[New PS3 Teardown (8)] Overview of Main Board
Continued from [New PS3 Teardown (7)] Blu-ray Disc Device Gets Smaller
Finally, we took out the main board. Sandwiched by two metal plates, it looked like a Japanese sweet called "monaka," a bean-jam-filled wafer.
The upper metal plate is pierced with holes of various sizes. Especially, the portions located above the Cell microprocessor and the RSX graphics processor are largely cut out. Power consumption tends to be large at those parts, so they have to be efficiently cooled by the heatsink.

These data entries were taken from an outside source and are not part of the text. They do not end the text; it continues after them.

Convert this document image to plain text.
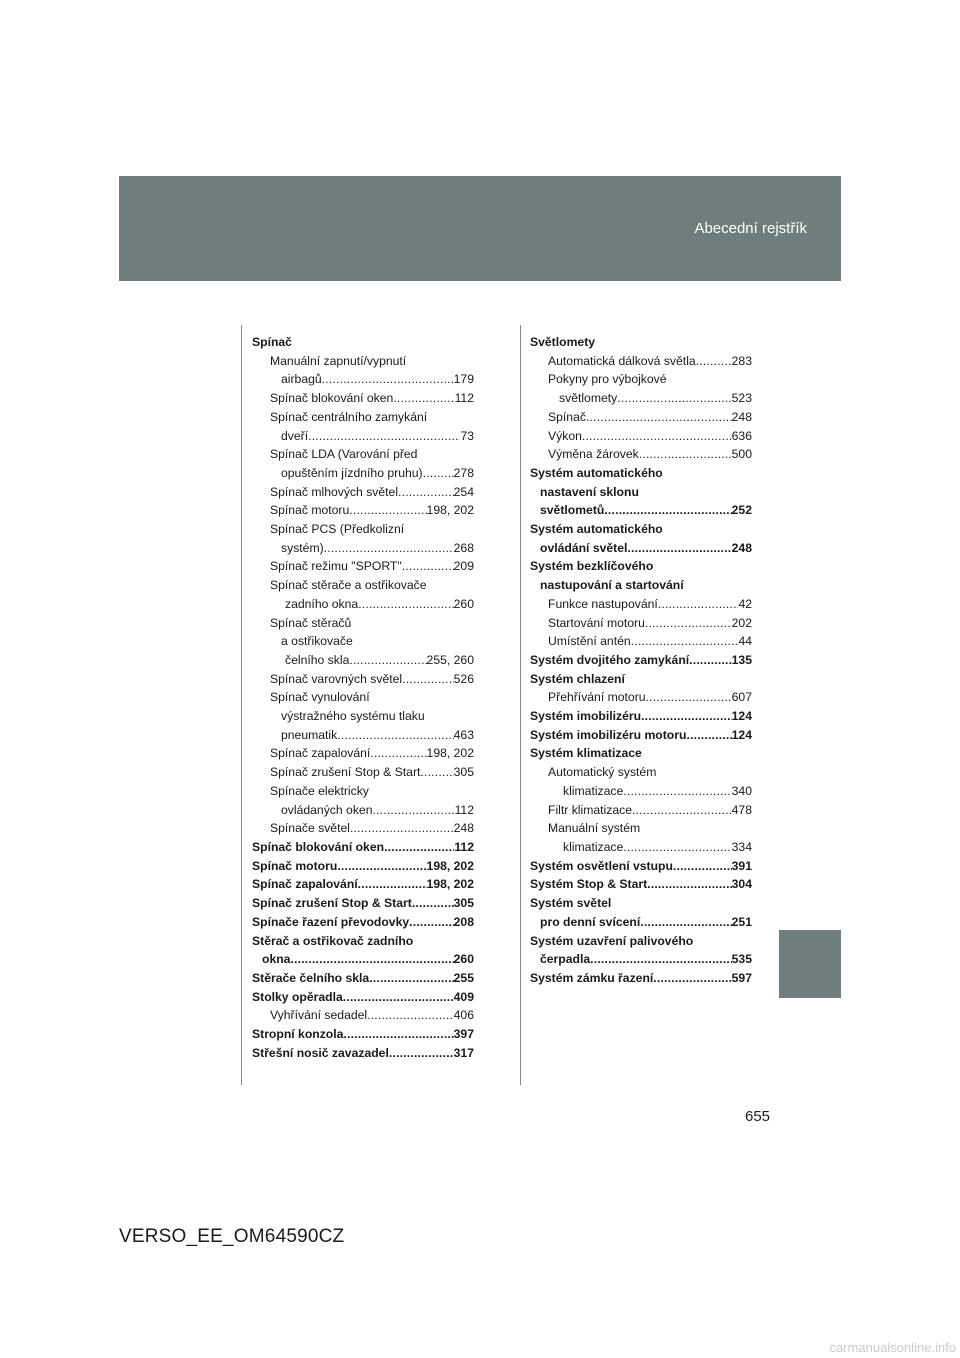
Abecední rejstřík
Spínač
Manuální zapnutí/vypnutí
airbagů .....	179
Spínač blokování oken .....	112
Spínač centrálního zamykání
dveří .....	73
Spínač LDA (Varování před
opuštěním jízdního pruhu) .....	278
Spínač mlhových světel .....	254
Spínač motoru .....	198, 202
Spínač PCS (Předkolizní
systém) .....	268
Spínač režimu "SPORT" .....	209
Spínač stěrače a ostřikovače
zadního okna .....	260
Spínač stěračů
a ostřikovače
čelního skla .....	255, 260
Spínač varovných světel .....	526
Spínač vynulování
výstražného systému tlaku
pneumatik .....	463
Spínač zapalování .....	198, 202
Spínač zrušení Stop & Start .....	305
Spínače elektricky
ovládaných oken .....	112
Spínače světel .....	248
Spínač blokování oken .....	112
Spínač motoru .....	198, 202
Spínač zapalování .....	198, 202
Spínač zrušení Stop & Start .....	305
Spínače řazení převodovky .....	208
Stěrač a ostřikovač zadního
okna .....	260
Stěrače čelního skla .....	255
Stolky opěradla .....	409
Vyhřívání sedadel .....	406
Stropní konzola .....	397
Střešní nosič zavazadel .....	317
Světlomety
Automatická dálková světla .....	283
Pokyny pro výbojkové
světlomety .....	523
Spínač .....	248
Výkon .....	636
Výměna žárovek .....	500
Systém automatického
nastavení sklonu
světlometů .....	252
Systém automatického
ovládání světel .....	248
Systém bezklíčového
nastupování a startování
Funkce nastupování .....	42
Startování motoru .....	202
Umístění antén .....	44
Systém dvojitého zamykání .....	135
Systém chlazení
Přehřívání motoru .....	607
Systém imobilizéru .....	124
Systém imobilizéru motoru .....	124
Systém klimatizace
Automatický systém
klimatizace .....	340
Filtr klimatizace .....	478
Manuální systém
klimatizace .....	334
Systém osvětlení vstupu .....	391
Systém Stop & Start .....	304
Systém světel
pro denní svícení .....	251
Systém uzavření palivového
čerpadla .....	535
Systém zámku řazení .....	597
655
VERSO_EE_OM64590CZ
carmanualsonline.info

When we removed the two metal plates, the Cell and RSX drew our attention. Sony employed the 45nm Cell processor for the latest PS3 instead of the 65nm Cell, which is equipped in the former PS3 models. We believe that the company could develop the slimmer, smaller and lower power consumption PS3 due to the employment of the 45nm Cell.
According to its catalog, the power consumption of the latest PS3 is about 250W, 30W lower than that of the former models.
The heat spreader of the RSX could be easily removed, but that of the Cell could not. Actually, we almost gave it up.
When examining the area surrounding the Cell, we noticed that there was no Proadlizer, a four-terminal decoupling capacitor developed by NEC Tokin Corp. The former PS3 models are equipped with a total of four Proadlizers on the top and bottom surfaces of the main board for the Cell.
For the new PS3, Sony instead used a conductive polymer aluminum capacitor, a laminated ceramic capacitor and so forth.
Near the plug connected to the power supply module, a wireless module is embedded. When a metal plate was removed from the module, there was a chip printed with "MARVELL." It seemingly supports both wireless LAN and Bluetooth with one chip.